社会保険新報 平成26年1月号

社会保険新報2014年1月号表紙

2014年1月号

宝来午

新春を迎え、皆様にはご健勝のこととお慶び申し上げます。
社会保険事務担当者の皆様におかれましては、日頃より『社会保険新報』にて、企業の事業主の方々をはじめ、被保険者ならびにそのご家族の方々へのご指導ご相談に力を注がれ、社会保険事業の円滑な運営に大きく寄与されておられることと思います。
これからも、真屋尚生編集委員長のもと編集委員が一丸となって、誌面づくりに取り組んでまいります。
今後も『社会保険新報』が社会保険事務担当者の皆様、一般の読者の方々のよき参考資料、相談書として活用していただけることを願っております。



コラム東西南北 社会保険実務雑感

編集委員 桃原 忠治

「でんぎり山の、うさぎ狩りに、明治天皇がおいでになるそうな」。村中はそんな話でもちきりになりました。

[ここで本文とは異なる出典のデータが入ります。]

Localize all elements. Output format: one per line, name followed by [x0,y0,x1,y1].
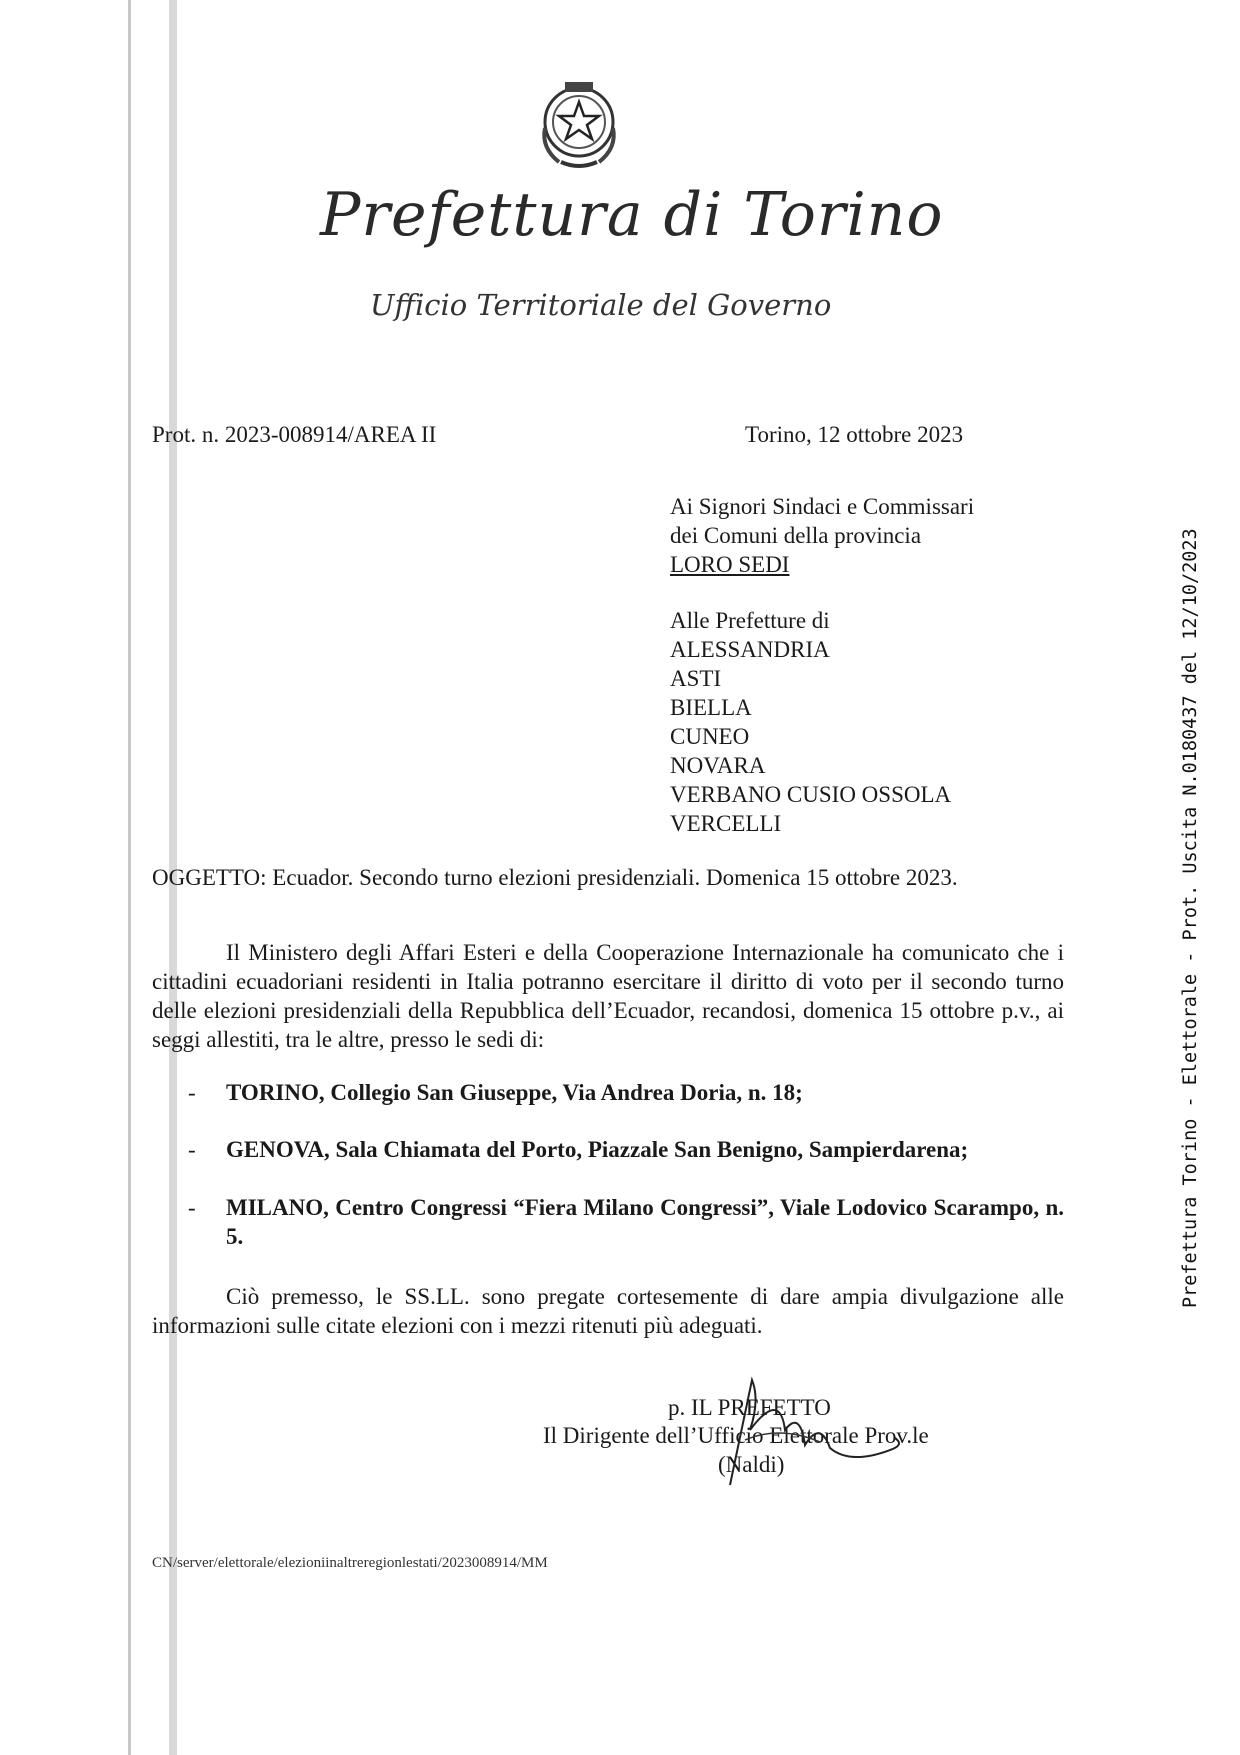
italian-republic-emblem-icon [535,78,623,170]
prefecture-item: CUNEO [670,724,750,749]
signature-line-2: Il Dirigente dell’Ufficio Elettorale Prov.le [543,1423,929,1448]
location-item [152,1135,1064,1164]
scan-edge-line [128,0,131,1755]
file-path: CN/server/elettorale/elezioniinaltreregionlestati/2023008914/MM [152,1555,548,1571]
handwritten-signature [690,1370,930,1490]
recipient-closing: LORO SEDI [670,552,790,577]
location-text: GENOVA, Sala Chiamata del Porto, Piazzale San Benigno, Sampierdarena; [226,1137,969,1162]
recipient-line: Ai Signori Sindaci e Commissari [670,494,975,519]
place-date: Torino, 12 ottobre 2023 [745,422,964,447]
protocol-stamp: Prefettura Torino - Elettorale - Prot. Uscita N.0180437 del 12/10/2023 [1180,528,1201,1308]
bullet-marker: - [188,1080,196,1105]
location-item [152,1193,1064,1251]
body-intro: Il Ministero degli Affari Esteri e della Cooperazione Internazionale ha comunicato che i cittadini ecuadoriani residenti in Italia potranno esercitare il diritto di voto per il secondo turno delle elezioni presidenziali della Repubblica dell’Ecuador, recandosi, domenica 15 ottobre p.v., ai seggi allestiti, tra le altre, presso le sedi di: [152,940,1064,1052]
bullet-marker: - [188,1195,196,1220]
prefecture-item: VERBANO CUSIO OSSOLA [670,782,952,807]
signature-line-3: (Naldi) [718,1452,785,1477]
recipient-line: dei Comuni della provincia [670,523,922,548]
office-subtitle: Ufficio Territoriale del Governo [370,288,832,322]
body-closing: Ciò premesso, le SS.LL. sono pregate cortesemente di dare ampia divulgazione alle informazioni sulle citate elezioni con i mezzi ritenuti più adeguati. [152,1284,1064,1338]
prefecture-item: NOVARA [670,753,766,778]
signature-line-1: p. IL PREFETTO [668,1395,831,1420]
office-title: Prefettura di Torino [320,180,944,250]
prefecture-item: VERCELLI [670,811,782,836]
location-text: MILANO, Centro Congressi “Fiera Milano Congressi”, Viale Lodovico Scarampo, n. 5. [226,1195,1064,1249]
location-text: TORINO, Collegio San Giuseppe, Via Andrea Doria, n. 18; [226,1080,803,1105]
prefecture-item: ASTI [670,666,722,691]
recipients-block [670,492,974,838]
protocol-number: Prot. n. 2023-008914/AREA II [152,422,437,447]
recipient-intro: Alle Prefetture di [670,608,830,633]
prefecture-item: BIELLA [670,695,752,720]
subject-line: OGGETTO: Ecuador. Secondo turno elezioni presidenziali. Domenica 15 ottobre 2023. [152,865,958,890]
bullet-marker: - [188,1137,196,1162]
location-item [152,1078,1064,1107]
prefecture-item: ALESSANDRIA [670,637,830,662]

昔の駒沢地方は、見渡すかぎりの林が続いていました。今の駒沢オリンピック公園のある辺り一帯を、「でんぎり山」と呼んでいました。この辺りには、ひばり、うずら、きじ、うさぎなどが多かったので、昔から将軍たちもよく狩りに来ました。

明治の終わりのことです。井上準之助さんが、でんぎり山に来て、「この辺りの土地を譲ってください」と、村の地主さんにお願いしました。「あんたはもの好きな人ですね。ここの土地は少し高台になっているので、水の便が悪く、田も畑もできません。それでよかったら、どうぞ」。井上さんは、東京ゴルフ倶楽部の人たちに、でんぎり山のことを話しました。「では、その土地に決めましょう」ということになりました。

雑木林の木を切り、平らにする工事が始まりました。村人たちは、「何ができるのだろう」とここを通りかかると足を止めて見ていました。今度は美しい芝が植えられました。そのうち、この辺りでは見たこともない立派な自動車がよく来るようになりました。自動車からは、外国人もよく降りました。駒沢ゴルフ場ができあがったのです。東京で初めてのゴルフ場です。明治38年のことでした。

昔、「でんぎり山」と呼んでいたのは、今の駒沢オリンピック公園のことです。明治初年の駒沢は、代々木上原から駒場野まで続いた広い原野で、あちこちに雑木林があり、田や畑はほとんどありませんでした。きじやうさぎが多いので、将軍の遊猟の場でした。明治14年には明治天皇がうさぎ狩りをご覧になりにみえたこともありました。明治20年以後は軍関係の施設がつくられましたが、それはこの広い原野からすればごく一部にしかすぎませんでした。

そのころ、神戸や横浜には、ゴルフ倶楽部がありましたが、会員のほとんどは外国人で、日本人は交際上2〜3人加入しているだけでした。そして、財界の巨頭であった井上準之助や田中銀之助等が中心となって、駒沢ゴルフ場の設立準備が始められました。さて、土地の問題ですが、その当時はのんびりしていました。駒沢辺りの土地はまったく買い手がつかず、地主が土地をもてあましている状態でした。ですから、話は簡単にまとまり、1 坪(3.3m2)5厘(1厘は1円の1000分の1)で約10万m2の土地を買いました。

明治38年に東京で初めてのゴルフ場が完成しました。ちなみに入会金は1,000円。キャディは駒沢小学校の児童たちで、キャディ料は1ラウンド15銭。そのほかに、50銭のチップをもらう子どももいました。学校へ行かずにキャディばかりする児童も出てきて、社会問題になったこともあるそうです。

「でんぎり山」こと駒沢公園に東京で初めてのゴルフ場ができた明治38年が、今日の日本ゴルフ界の原点と思われます。